The biggest area of growth Gallaspy believes he‘s seen in himself is in his patience. As a young athlete on the Wolfpack roster, he grew weary of waiting behind more talented runners. At this point, he sees his waiting paying off and also recognizes the bigger benefit of slow progress in both his personal and playing life.
“A lot of the things that you want to happen quickly are not going to happen,” he said. “You want your child to be able to understand that ‘No, you can‘t do this,‘ but it‘s going to take time for them to realize. To translate it to me on the football field, it took me being patient with my time — I was behind Matt (Dayes), I was behind Shad(rach) Thornton, I ws behind Nyheim (Hines) — I was getting down on myself, really coming down on myself hard.

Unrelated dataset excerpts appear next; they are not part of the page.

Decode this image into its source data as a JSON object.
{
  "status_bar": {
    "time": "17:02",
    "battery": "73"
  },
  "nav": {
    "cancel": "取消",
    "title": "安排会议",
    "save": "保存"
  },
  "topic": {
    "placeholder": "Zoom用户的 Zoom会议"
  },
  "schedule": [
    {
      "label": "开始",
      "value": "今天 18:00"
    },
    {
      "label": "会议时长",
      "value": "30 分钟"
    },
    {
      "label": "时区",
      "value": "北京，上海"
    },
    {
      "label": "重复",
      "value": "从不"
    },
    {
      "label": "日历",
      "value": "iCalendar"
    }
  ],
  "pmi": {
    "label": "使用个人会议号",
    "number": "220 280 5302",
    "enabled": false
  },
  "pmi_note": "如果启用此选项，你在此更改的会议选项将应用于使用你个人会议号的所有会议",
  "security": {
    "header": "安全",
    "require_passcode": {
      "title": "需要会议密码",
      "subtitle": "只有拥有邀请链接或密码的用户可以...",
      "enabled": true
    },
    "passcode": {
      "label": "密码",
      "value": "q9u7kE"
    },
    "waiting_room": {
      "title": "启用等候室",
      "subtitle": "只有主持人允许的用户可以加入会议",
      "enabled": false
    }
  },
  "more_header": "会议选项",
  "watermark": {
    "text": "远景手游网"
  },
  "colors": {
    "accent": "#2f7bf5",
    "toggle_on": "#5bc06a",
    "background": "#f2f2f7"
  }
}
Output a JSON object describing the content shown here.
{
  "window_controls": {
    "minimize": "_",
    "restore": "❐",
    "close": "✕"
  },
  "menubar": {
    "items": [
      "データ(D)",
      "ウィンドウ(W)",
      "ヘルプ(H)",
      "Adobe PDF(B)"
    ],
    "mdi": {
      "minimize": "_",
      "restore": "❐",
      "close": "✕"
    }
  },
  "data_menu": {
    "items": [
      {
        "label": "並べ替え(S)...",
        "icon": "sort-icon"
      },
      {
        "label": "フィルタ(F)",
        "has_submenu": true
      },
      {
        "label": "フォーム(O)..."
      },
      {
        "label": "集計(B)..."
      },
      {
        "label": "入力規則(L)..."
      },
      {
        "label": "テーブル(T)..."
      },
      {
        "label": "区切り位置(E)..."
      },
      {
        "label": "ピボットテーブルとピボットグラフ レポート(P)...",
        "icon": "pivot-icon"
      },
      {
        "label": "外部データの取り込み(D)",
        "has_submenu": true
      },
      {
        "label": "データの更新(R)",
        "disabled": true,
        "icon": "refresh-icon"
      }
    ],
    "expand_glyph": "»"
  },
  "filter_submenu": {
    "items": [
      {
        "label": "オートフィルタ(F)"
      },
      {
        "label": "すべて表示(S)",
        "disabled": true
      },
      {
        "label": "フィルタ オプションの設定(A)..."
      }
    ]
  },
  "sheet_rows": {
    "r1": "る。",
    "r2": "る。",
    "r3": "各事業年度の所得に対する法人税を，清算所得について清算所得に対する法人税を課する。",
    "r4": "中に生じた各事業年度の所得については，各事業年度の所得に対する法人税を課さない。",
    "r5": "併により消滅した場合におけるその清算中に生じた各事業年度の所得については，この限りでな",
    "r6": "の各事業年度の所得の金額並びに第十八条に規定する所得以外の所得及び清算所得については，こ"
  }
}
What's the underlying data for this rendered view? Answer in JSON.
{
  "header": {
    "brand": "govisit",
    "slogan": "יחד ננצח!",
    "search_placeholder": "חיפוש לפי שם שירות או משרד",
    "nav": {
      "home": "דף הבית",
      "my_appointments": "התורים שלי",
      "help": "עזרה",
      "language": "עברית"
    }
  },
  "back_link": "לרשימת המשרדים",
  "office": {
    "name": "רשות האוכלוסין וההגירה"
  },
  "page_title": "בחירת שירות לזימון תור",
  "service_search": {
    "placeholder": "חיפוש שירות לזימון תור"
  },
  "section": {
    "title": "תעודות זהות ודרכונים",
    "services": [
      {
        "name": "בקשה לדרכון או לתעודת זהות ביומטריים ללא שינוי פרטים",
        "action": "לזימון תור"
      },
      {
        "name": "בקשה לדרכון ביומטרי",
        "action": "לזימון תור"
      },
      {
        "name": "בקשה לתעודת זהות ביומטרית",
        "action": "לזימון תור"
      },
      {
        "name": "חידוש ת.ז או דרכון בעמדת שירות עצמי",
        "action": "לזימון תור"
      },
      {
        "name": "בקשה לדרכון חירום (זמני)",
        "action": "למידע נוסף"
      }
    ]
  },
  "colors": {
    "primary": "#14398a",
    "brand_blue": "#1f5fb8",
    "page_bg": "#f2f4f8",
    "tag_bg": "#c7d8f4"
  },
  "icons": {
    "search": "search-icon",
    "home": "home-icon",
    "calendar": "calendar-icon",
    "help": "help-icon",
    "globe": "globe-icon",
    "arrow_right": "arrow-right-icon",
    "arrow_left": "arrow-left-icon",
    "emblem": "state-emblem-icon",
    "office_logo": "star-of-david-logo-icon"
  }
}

“Having a daughter taught me patience.”
As a freshman, Gallaspy had so many players ahead of him that had played.. now, “it‘s different,” he says. Experience-wise, the dynamic in the room is different than it has been in the last four seasons. Statistically, the unit is coming along game by game, improving yardage on the ground.
Gallaspy emphasizes the advantage of youth, pointing to the experience the group will have as more experienced sophomores and juniors in the future. He also sees clearly how his status as a veteran player and parent coincide in a way that he couldn‘t see coming when he was developing the skills he uses in both roles now.
“This is the year that needed that (patience), that‘s why I feel that a lot of things that happen, happen for a reason,” Gallaspy said. “Everything that has happened to me in the past has lead me to this situation now to be able to help the guys and be able to help lead.
“This situation was going to come up. Now I‘m here and able to deliver.”